When will you women understand that one isn’t insanely in love? All one asks for is a quiet life, which you won’t allow one to have. I don’t know what the devil ever induced me to marry you. It was all a damned stupid, practical joke. And now you go about saying I’m a murderer. I won’t stand it.»

Mr. Hutton stamped towards the door. He had said horrible things, he knew—odious things that he ought speedily to unsay. But he wouldn’t. He closed the door behind him.

«Teddy Bear!» He turned the handle; the latch clicked into place. Teddy Bear! The voice that came to him through the closed door was agonised. Should he go back? He ought to go back. He touched the handle, then withdrew his fingers and quickly walked away. When he was half-way down the stairs he halted. She might try to do something silly—throw herself out of the window or God knows what! He listened attentively; there was no sound.

But he pictured her very clearly, tiptoeing across the room, lifting the sash as high as it would go, leaning out into the cold night air. It was raining a little. Under the window lay the paved terrace. How far below? Twenty-five or thirty feet? Once, when he was walking along Piccadilly, a dog had jumped out of a third-storey window of the Ritz. He had seen it fall; he had heard it strike the pavement. Should he go back? He was damned if he would; he hated her.

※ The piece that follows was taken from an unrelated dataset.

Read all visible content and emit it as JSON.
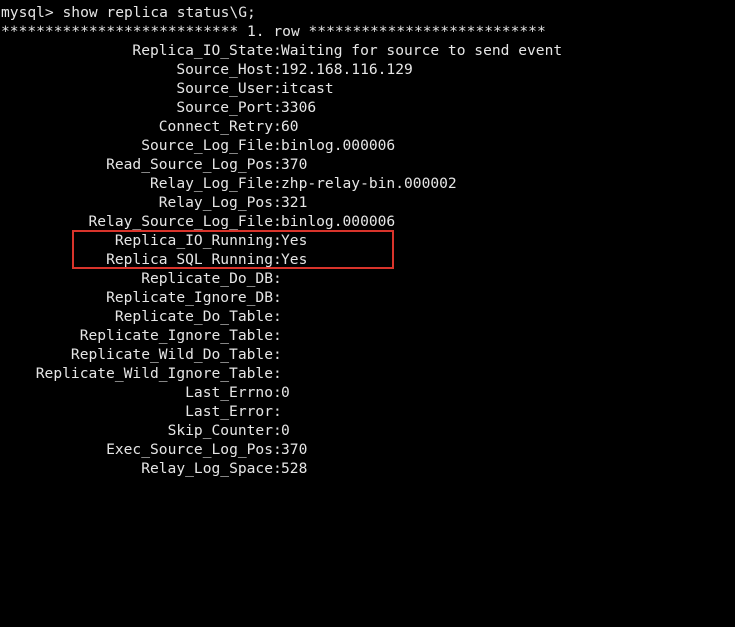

He sat for a long time in the library. What had happened? What was happening? He turned the question over and over in his mind and could find no answer. Suppose the nightmare dreamed itself out to its horrible conclusion. Death was waiting for him. His eyes filled with tears; he wanted so passionately to live. «Just to be alive.» Poor Emily had wished it too, he remembered: «Just to be alive.» There were still so many places in this astonishing world unvisited, so many queer delightful people still unknown, so many lovely women never so much as seen. The huge white oxen would still be dragging their wains along the Tuscan roads, the cypresses would still go up, straight as pillars, to the blue heaven; but he would not be there to see them.

And the sweet southern wines—Tear of Christ and Blood of Judas—others would drink them, not he. Others would walk down the obscure and narrow lanes between the bookshelves in the London Library, sniffing the dusty perfume of good literature, peering at strange titles, discovering unknown names, exploring the fringes of vast domains of knowledge. He would be lying in a hole in the ground. And why, why? Confusedly he felt that some extraordinary kind of justice was being done. In the past he had been wanton and imbecile and irresponsible. Now Fate was playing as wantonly, as irresponsibly, with him. It was tit for tat, and God existed after all.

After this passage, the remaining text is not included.